Search for a command to run...

How I Tricked ArgoCD Into Sharding on a Single Cluster

Updated
8 min read

The Problem That Bugged Me

So I was working on a scaling problem for a fintech startup. We run ArgoCD to manage our Kubernetes deployments. Pretty standard GitOps setup ... nothing fancy. We had around 148 applications running on a single EKS cluster, managed by ArgoCD in HA mode with 2 application controller replicas.

Everything looked fine on paper. Two controller pods, workload should be split, right?

Wrong.

One fine day I was debugging some sync delays and ran kubectl top pods:

NAME                                  CPU(cores)   MEMORY(bytes)
argocd-application-controller-0       846m         449Mi
argocd-application-controller-1       6m           46Mi

Controller-0 was sweating at 846m CPU. Controller-1 was literally chilling at 6m - doing absolutely nothing 🙂 All 148 apps were being reconciled by a single pod.

I checked the logs:

time="..." level=info msg="Cluster https://kubernetes.default.svc has been assigned to shard 0"

Shard 0. Everything on shard 0. Controller-1 had zero clusters assigned.

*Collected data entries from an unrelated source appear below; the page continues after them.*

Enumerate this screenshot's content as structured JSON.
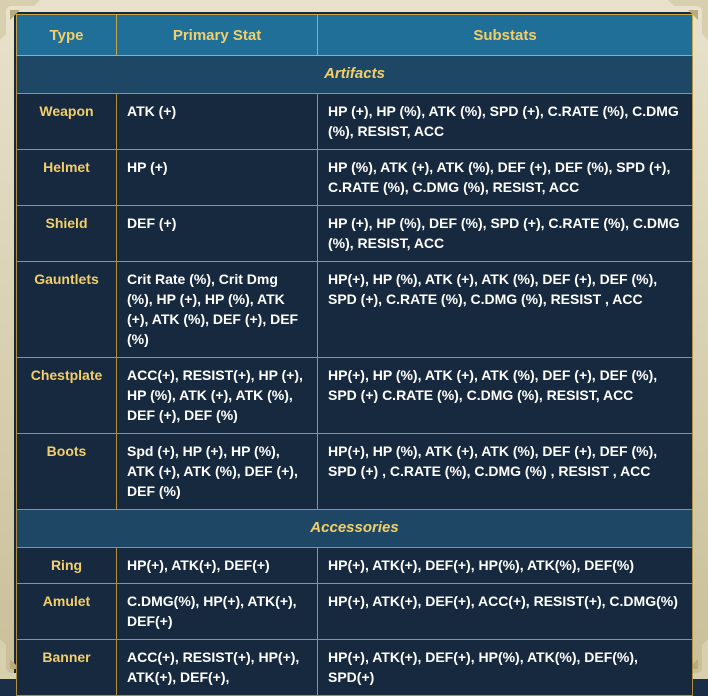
{
  "header": {
    "type": "Type",
    "primary": "Primary Stat",
    "substats": "Substats"
  },
  "sections": [
    {
      "title": "Artifacts",
      "rows": [
        {
          "type": "Weapon",
          "primary": "ATK (+)",
          "substats": "HP (+), HP (%), ATK (%), SPD (+), C.RATE (%), C.DMG (%), RESIST, ACC"
        },
        {
          "type": "Helmet",
          "primary": "HP (+)",
          "substats": "HP (%), ATK (+), ATK (%), DEF (+), DEF (%), SPD (+), C.RATE (%), C.DMG (%), RESIST, ACC"
        },
        {
          "type": "Shield",
          "primary": "DEF (+)",
          "substats": "HP (+), HP (%), DEF (%), SPD (+), C.RATE (%), C.DMG (%), RESIST, ACC"
        },
        {
          "type": "Gauntlets",
          "primary": "Crit Rate (%), Crit Dmg (%), HP (+), HP (%), ATK (+), ATK (%), DEF (+), DEF (%)",
          "substats": "HP(+), HP (%), ATK (+), ATK (%), DEF (+), DEF (%), SPD (+), C.RATE (%), C.DMG (%), RESIST , ACC"
        },
        {
          "type": "Chestplate",
          "primary": "ACC(+), RESIST(+), HP (+), HP (%), ATK (+), ATK (%), DEF (+), DEF (%)",
          "substats": "HP(+), HP (%), ATK (+), ATK (%), DEF (+), DEF (%), SPD (+) C.RATE (%), C.DMG (%), RESIST, ACC"
        },
        {
          "type": "Boots",
          "primary": "Spd (+), HP (+), HP (%), ATK (+), ATK (%), DEF (+), DEF (%)",
          "substats": "HP(+), HP (%), ATK (+), ATK (%), DEF (+), DEF (%), SPD (+) , C.RATE (%), C.DMG (%) , RESIST , ACC"
        }
      ]
    },
    {
      "title": "Accessories",
      "rows": [
        {
          "type": "Ring",
          "primary": "HP(+), ATK(+), DEF(+)",
          "substats": "HP(+), ATK(+), DEF(+), HP(%), ATK(%), DEF(%)"
        },
        {
          "type": "Amulet",
          "primary": "C.DMG(%), HP(+), ATK(+), DEF(+)",
          "substats": "HP(+), ATK(+), DEF(+), ACC(+), RESIST(+), C.DMG(%)"
        },
        {
          "type": "Banner",
          "primary": "ACC(+), RESIST(+), HP(+), ATK(+), DEF(+),",
          "substats": "HP(+), ATK(+), DEF(+), HP(%), ATK(%), DEF(%), SPD(+)"
        }
      ]
    }
  ],
  "colors": {
    "header_bg": "#1f6f99",
    "gold_text": "#f2cf6a",
    "section_bg": "#1d4765",
    "cell_bg": "#17293f",
    "border": "#b08f3e"
  }
}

As a temporary fix, I bumped the CPU limits for controller-0 - but that's just a bandaid 🩹, not a solution. You're throwing more resources at a pod that shouldn't be doing all the work alone.

Why This Happens

Here's the thing most people (including me) don't realise at first:

ArgoCD shards by cluster, not by application.

If you have 10 clusters and 2 controller replicas, each controller gets ~5 clusters. Beautiful.

But if you have 1 cluster and 2 controller replicas? That single cluster goes to one shard, and the other controller sits idle. Doesn't matter if you have 10 apps or 10,000 apps -- all of them go through one controller because they all point to the same cluster.

Adding more replicas? Useless. I tried. Went from 2 to 3 replicas. The third pod also sat idle. It's not a scaling problem - it's an architectural one.

Asking Around

I posted on the ArgoCD Slack channel, explained the situation. The general consensus was:

"Your only recourse would be to scale up"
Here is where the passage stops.